Until quite recently ALL boilers available for sale in the U.S. have been digital–i.e. full fire or no fire–nothing in between. In an attempt to reduce fuel use, many systems (both digital and proportional) use outdoor reset. Outdoor reset adjusts the temperature in the system based on the temperature outside–i.e. as it gets colder outside, the water gets hotter. Reset certainly works well and can certainly save energy, but those “problems” with low temperatures in conventional boilers can really bite you in the a## when teamed with reset.

Enter the condensing, modulating boiler. There are not many available in the U.S. at the current time.

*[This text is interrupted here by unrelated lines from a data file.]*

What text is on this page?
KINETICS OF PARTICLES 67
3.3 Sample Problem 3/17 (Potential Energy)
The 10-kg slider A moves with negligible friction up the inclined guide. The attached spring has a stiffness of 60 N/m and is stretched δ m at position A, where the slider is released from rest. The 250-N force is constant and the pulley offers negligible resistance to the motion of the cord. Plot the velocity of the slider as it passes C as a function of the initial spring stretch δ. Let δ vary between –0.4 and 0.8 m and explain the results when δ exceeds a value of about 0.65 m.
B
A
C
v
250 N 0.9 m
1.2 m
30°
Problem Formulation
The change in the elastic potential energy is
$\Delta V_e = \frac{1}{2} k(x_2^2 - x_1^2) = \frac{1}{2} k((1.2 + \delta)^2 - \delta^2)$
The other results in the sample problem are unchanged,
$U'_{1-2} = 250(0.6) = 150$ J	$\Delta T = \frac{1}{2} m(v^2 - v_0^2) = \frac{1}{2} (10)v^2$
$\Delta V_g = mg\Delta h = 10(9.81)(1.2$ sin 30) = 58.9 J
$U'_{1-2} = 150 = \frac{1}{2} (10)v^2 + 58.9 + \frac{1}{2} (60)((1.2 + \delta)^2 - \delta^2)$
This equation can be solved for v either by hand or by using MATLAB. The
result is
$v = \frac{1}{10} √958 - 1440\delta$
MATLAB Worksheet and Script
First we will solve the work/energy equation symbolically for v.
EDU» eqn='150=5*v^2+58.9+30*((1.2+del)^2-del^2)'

Of those few that are assembled in the U.S., problems (warranty-required INSIDE heat exchanger cleaning requirement in one and questionable exchanger material/longevity in another) preclude my recommendation. The “best” is likely the Vitodens by Viessmann (Germany)

The Vitodens has an absolutely unique “burner” that does not produce flame in the conventional sense–it transfers the vast majority of its heat to the water via radiation. When installed in a system that has variable flow (TRVs), even the built-in circulating pump modulates! On such a system the burner will almost always be “on” at some level as long as the structure requires heat. Real-world “numbers” coming from this boiler are absolutely extraordinary regarding efficiency. Flue gas temperature is often only a few (less than five) degrees higher than the temperature of the supply water! Of course it is highly complex and very expensive but based on its use in Europe for much longer and stellar reputation for Viessmann reliability it really deserves the highest consideration. Remember that it is designed in Germany where TRVs are REQUIRED in any space larger than a closet and it will achieve its best efficiency when TRVs are used.

Standing water-filled cast iron radiators have been associated with gentle even heat, comfort, efficiency, reliability, cleanliness, adjustability and safety since their inception. While some may view them as clunky and hopelessly old-fashioned, no other space heating method in common use today offers this wonderful mix of qualities. Systems using standing iron radiation have ALWAYS been expensive. They have always required SKILLED labor to work at their best. No other space heating systems has (or likely ever will) existed that IMPROVES with age and whose lifespan is truly indeterminate with CENTURIES actually possible!

How, you ask, can a heating system possibly IMPROVE with age? Much of the system remains reasonably accessible in the event of any problems. Continued improvements in both boiler and control technology will always be able introduced with little or no modification. As homes age they become “leakier” as do forced air systems–hydronic systems MUST stay sealed to operate and they will NOT introduce air pressurization problems as the home proper ages. Any conceivable new and fantastic energy technology is CERTAIN to be able to heat a liquid that in turn heats a physical object like an iron radiator.

As a “heat only” source, you will NEVER have to replace both heat and cooling simultaneously as often happens with combined forced air systems. Combined heat/cool forced air systems by the way ALWAYS have concessions that make them less efficient/comfortable with either heat or cooling. Standing iron will ALWAYS make a bold statement of “permanence” to many home buyers and resale value is maximized for those who demand quality over “flash.”